The most recent horror from Syria
The pool table in the church's youth center has been pushed to one wall. A table and sofa fit in the room and there are some toys for the kids. The television and laptop are always - showing news reports from Syria.
"They follow all the news on Syria," the pastor said. "They cry a lot."
Samira and her family know the places broadcast in the news reports and the people who still live there - and they remember what those areas used to look like in the past.
"Civil war destroys the culture, the peaceful coexistence of Muslims and Christians," the pastor said.
Fanny Dethloff, a small and energetic woman, is the Protestant churches of norther Germany's commissioner for refugees. According to her, the Church gave sanctuary to 69 people in 2011 - 16 of those asylum seekers were allowed to stay. There was one deportation so far.
"Many people, like Syrian refugees who flee civil car, have good reasons why they have fled their countries," Dethloff said. "But upon arrival, they realize that people don't believe them."
However, the Church can't help all of them. The northern German Protestant churches pay for Dethloff's job, rent apartments for people to go into hiding. They pay lawyers who give advice to refugees and who can represent them in court. "We'd rather deal with officials quietly," she said.
Whether asylum seekers get a residence permit in Germany "depends on whether church officials can convince those in charge of a humanitarian solution," said Pro Aysl's Burkhardt. His organization has repeatedly criticized Germany's asylum policy. He said it was made to deter refugees who are being isolated and do not receive German language or integration classes.

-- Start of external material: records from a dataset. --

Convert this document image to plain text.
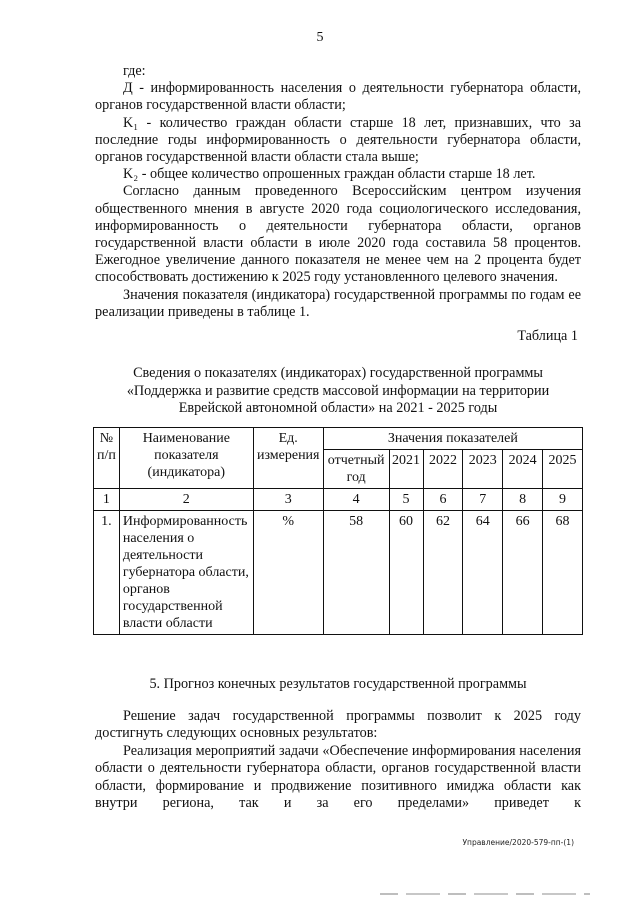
5

где:

Д - информированность населения о деятельности губернатора области, органов государственной власти области;

K₁ - количество граждан области старше 18 лет, признавших, что за последние годы информированность о деятельности губернатора области, органов государственной власти области стала выше;

K₂ - общее количество опрошенных граждан области старше 18 лет.

Согласно данным проведенного Всероссийским центром изучения общественного мнения в августе 2020 года социологического исследования, информированность о деятельности губернатора области, органов государственной власти области в июле 2020 года составила 58 процентов. Ежегодное увеличение данного показателя не менее чем на 2 процента будет способствовать достижению к 2025 году установленного целевого значения.

Значения показателя (индикатора) государственной программы по годам ее реализации приведены в таблице 1.

Таблица 1
Сведения о показателях (индикаторах) государственной программы «Поддержка и развитие средств массовой информации на территории Еврейской автономной области» на 2021 - 2025 годы
№ п/п	Наименование показателя (индикатора)	Ед. измерения	Значения показателей					
			отчетный год	2021	2022	2023	2024	2025
1	2	3	4	5	6	7	8	9
1.	Информированность населения о деятельности губернатора области, органов государственной власти области	%	58	60	62	64	66	68
5. Прогноз конечных результатов государственной программы

Решение задач государственной программы позволит к 2025 году достигнуть следующих основных результатов:

Реализация мероприятий задачи «Обеспечение информирования населения области о деятельности губернатора области, органов государственной власти области, формирование и продвижение позитивного имиджа области как внутри региона, так и за его пределами» приведет к

Управление/2020-579-пп-(1)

"Germany is graying, it needs migration," Burkhardt said. "It can't be the case that Europe wants to do business on a global scale, that Germany is the biggest exporting nation, but when it comes to human beings, it battens down the hatches, puts up barriers and gives them the cold shoulder."
According to Pro Asyl, about 1.4 million Syrian refugees have fled to Syria's neighboring countries. About 40,000 of them have relatives in Germany.
Helping those in need
Gaining time without breaking the law, that's what those hosting the Yonata family aim for.
"If a human being needs help in order to survive, it's only ethical to take responsibility for that person," pastor Meyer said.
But every day, the police could knock on their door and take Samira, Djamal and their children into custody.
"We have started to trust God and have trust in the situation, and we trust that it will all end well," Samira said. "I want to sleep without being scared, let my children go to school, have medicine for my husband and work for myself. I just want peace."